Zing Forum

Reading

SqlAgent: An LLM-based Intelligent System for Natural Language to SQL Conversion

An open-source natural language to SQL tool that allows non-technical users to query databases using everyday language, with built-in multiple security verification mechanisms.

自然语言处理SQL生成大语言模型数据库查询NLP2SQLMySQL开源工具
Published 2026-05-09 14:15Recent activity 2026-05-09 14:21Estimated read 6 min
SqlAgent: An LLM-based Intelligent System for Natural Language to SQL Conversion
1

Section 01

[Introduction] SqlAgent: An Open-Source LLM-based Intelligent System for Natural Language to SQL Conversion

SqlAgent is an open-source natural language to SQL intelligent system built on large language models (LLMs). Its core goal is to lower the technical barrier to database querying, enabling non-technical users (such as business personnel and product managers) to query databases and obtain information using everyday language. The system has built-in multiple security verification mechanisms, supports databases like MySQL and various LLM services, and provides a practical tool for data query democratization.

2

Section 02

Background: Technical Barriers in Database Querying and LLM's Potential to Break Through

Traditional SQL querying requires mastering specific syntax and understanding table structure relationships, which has an extremely high learning cost for non-technical users. With the rapid improvement of LLM's natural language processing capabilities, new possibilities have emerged to solve this problem. The SqlAgent project was born based on this trend, aiming to automatically convert everyday language into accurate SQL query statements through intelligent natural language understanding.

3

Section 03

Detailed Explanation of Core Functions and Technical Features

Natural Language to SQL Capability

Generates precise SQL code by calling LLMs using carefully designed prompt templates combined with database schema information.

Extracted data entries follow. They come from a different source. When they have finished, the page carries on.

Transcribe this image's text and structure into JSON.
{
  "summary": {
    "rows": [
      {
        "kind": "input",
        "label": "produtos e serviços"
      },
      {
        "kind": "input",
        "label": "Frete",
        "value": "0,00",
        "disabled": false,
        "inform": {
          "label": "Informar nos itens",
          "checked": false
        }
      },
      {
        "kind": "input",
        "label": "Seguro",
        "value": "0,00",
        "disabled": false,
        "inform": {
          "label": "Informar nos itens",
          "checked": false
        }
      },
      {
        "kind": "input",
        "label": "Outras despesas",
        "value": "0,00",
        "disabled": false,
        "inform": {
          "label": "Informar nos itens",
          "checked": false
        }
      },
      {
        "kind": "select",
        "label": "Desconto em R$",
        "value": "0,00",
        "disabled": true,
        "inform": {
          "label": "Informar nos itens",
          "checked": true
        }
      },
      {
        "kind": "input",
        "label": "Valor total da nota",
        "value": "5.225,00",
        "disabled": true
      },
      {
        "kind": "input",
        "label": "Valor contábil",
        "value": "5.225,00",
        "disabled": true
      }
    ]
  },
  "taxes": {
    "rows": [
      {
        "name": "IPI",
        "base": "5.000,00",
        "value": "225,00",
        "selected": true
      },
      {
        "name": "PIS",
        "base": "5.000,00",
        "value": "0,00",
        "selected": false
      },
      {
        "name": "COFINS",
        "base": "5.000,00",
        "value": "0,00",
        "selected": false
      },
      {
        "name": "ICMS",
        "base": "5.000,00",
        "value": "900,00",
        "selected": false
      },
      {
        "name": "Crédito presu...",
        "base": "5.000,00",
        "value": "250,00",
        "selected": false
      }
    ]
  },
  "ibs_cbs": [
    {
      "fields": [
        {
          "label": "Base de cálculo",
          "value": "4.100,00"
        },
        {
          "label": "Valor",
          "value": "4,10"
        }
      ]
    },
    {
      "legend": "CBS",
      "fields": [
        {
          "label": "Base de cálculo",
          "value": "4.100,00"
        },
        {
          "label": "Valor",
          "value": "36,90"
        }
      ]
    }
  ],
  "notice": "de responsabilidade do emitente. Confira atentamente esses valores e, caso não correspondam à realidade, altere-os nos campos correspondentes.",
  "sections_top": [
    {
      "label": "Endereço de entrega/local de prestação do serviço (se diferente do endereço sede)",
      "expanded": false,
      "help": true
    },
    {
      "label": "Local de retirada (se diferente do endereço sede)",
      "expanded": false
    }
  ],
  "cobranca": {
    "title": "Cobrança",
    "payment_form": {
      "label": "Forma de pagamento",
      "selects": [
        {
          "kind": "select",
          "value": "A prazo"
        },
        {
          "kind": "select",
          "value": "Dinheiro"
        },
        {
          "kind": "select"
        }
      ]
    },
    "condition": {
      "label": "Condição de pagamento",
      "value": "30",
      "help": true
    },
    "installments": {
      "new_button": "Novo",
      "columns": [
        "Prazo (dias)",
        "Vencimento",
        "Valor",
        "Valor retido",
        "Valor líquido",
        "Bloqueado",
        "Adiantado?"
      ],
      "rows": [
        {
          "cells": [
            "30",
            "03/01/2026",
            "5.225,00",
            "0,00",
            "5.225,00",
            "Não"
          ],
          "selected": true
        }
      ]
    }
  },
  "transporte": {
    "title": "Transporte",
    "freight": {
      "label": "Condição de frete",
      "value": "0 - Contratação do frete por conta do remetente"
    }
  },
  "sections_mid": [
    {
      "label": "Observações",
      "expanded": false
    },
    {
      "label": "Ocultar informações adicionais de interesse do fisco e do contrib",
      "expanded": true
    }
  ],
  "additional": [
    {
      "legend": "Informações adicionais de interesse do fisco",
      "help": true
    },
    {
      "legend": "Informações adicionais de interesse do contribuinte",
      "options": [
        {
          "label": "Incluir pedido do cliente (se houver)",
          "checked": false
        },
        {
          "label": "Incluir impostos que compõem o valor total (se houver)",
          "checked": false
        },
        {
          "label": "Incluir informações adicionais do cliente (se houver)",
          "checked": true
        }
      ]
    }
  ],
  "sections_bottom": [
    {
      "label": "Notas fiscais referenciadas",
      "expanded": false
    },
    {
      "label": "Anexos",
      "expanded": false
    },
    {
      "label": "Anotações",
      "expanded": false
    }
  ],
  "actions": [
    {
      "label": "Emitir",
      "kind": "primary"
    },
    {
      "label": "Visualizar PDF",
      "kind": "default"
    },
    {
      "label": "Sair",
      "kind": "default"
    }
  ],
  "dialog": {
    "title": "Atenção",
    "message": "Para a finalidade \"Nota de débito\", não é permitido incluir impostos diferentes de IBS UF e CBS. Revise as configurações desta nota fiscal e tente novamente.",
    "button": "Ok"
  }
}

Automatic Schema Loading and Context Awareness

Automatically extracts table names/comments, column information (name, type, primary key), and foreign key relationships between tables from the database's INFORMATION_SCHEMA to improve the accuracy of SQL generation.

Multiple Security Verifications

  • Only allows SELECT queries; prohibits dangerous operations like DROP/TRUNCATE;
  • Syntax validity check;
  • Query timeout control;
  • Result set size limit.

High-Performance Connection Pool

Uses DBUtils.PooledDB to implement efficient connection pool management, supports high-concurrency scenarios, and ensures stable performance.

4

Section 04

Technical Architecture and Implementation Details

SqlAgent uses a modular Python architecture, with core components including:

Schema Data Model and Loader

Defines database structure models, automatically extracts table structures and relationships from metadata, and is easily extensible to support new database types.

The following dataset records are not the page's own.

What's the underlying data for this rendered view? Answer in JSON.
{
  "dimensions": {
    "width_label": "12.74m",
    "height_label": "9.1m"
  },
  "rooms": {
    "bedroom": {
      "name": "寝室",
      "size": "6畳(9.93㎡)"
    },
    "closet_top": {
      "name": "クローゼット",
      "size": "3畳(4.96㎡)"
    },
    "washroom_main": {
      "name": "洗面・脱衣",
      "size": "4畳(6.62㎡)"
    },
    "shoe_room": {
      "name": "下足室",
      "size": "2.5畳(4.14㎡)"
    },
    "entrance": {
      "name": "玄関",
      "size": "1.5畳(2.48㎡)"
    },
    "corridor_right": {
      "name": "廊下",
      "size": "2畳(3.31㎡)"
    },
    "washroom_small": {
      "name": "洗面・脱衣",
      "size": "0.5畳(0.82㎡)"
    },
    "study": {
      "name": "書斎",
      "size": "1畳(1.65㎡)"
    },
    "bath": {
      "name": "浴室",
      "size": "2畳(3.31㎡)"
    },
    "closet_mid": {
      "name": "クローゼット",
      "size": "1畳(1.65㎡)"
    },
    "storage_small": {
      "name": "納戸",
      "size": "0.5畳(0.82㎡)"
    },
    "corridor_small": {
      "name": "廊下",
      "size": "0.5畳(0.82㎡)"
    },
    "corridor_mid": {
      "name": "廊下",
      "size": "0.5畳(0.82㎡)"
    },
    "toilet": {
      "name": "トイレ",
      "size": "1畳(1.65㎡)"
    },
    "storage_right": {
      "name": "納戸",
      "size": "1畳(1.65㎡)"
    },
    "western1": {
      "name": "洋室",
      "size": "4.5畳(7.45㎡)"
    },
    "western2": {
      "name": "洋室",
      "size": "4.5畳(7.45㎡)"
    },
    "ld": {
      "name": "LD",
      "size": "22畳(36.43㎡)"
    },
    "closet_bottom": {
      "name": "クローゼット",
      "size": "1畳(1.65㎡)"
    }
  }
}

Core Agent Class (nl2sql_agent.py)

Coordinates the entire process: Schema formatting → Prompt construction → LLM calling → SQL extraction → Security verification → Query execution.

Prompt Template Design

Designed a dedicated template for MySQL (prompts/mysql.txt), which can be customized to adapt to different database types.

5

Section 05

Usage Scenarios and Practical Value

SqlAgent is suitable for multiple scenarios:

  • Business Data Analysis: Non-technical users can directly query business data without development assistance;
  • Rapid Prototype Verification: Quickly verify data query requirements in the early stages of development;
  • Education and Training: Helps SQL beginners understand the correspondence between natural language and SQL;
  • Internal Tool Integration: Embedded into enterprise data analysis platforms to improve efficiency.
6

Section 06

Current Support and Future Plans

Currently fully supports MySQL databases; future plans include expanding support to mainstream databases like PostgreSQL and SQLite. In terms of LLM services, it is compatible with all services that follow the OpenAI API format (such as OpenAI official, Tongyi Qianwen, DeepSeek, etc.), and users can choose as needed.

7

Section 07

Project Significance and Industry Outlook

SqlAgent represents an innovative application of LLMs in the field of database querying, lowering the threshold for data querying and promoting data democratization (enabling non-technical users to independently access data). As LLM capabilities improve, such natural language interaction tools will become more intelligent and practical. Its open-source release provides a valuable reference implementation for this field, which is worthy of attention from developers and researchers.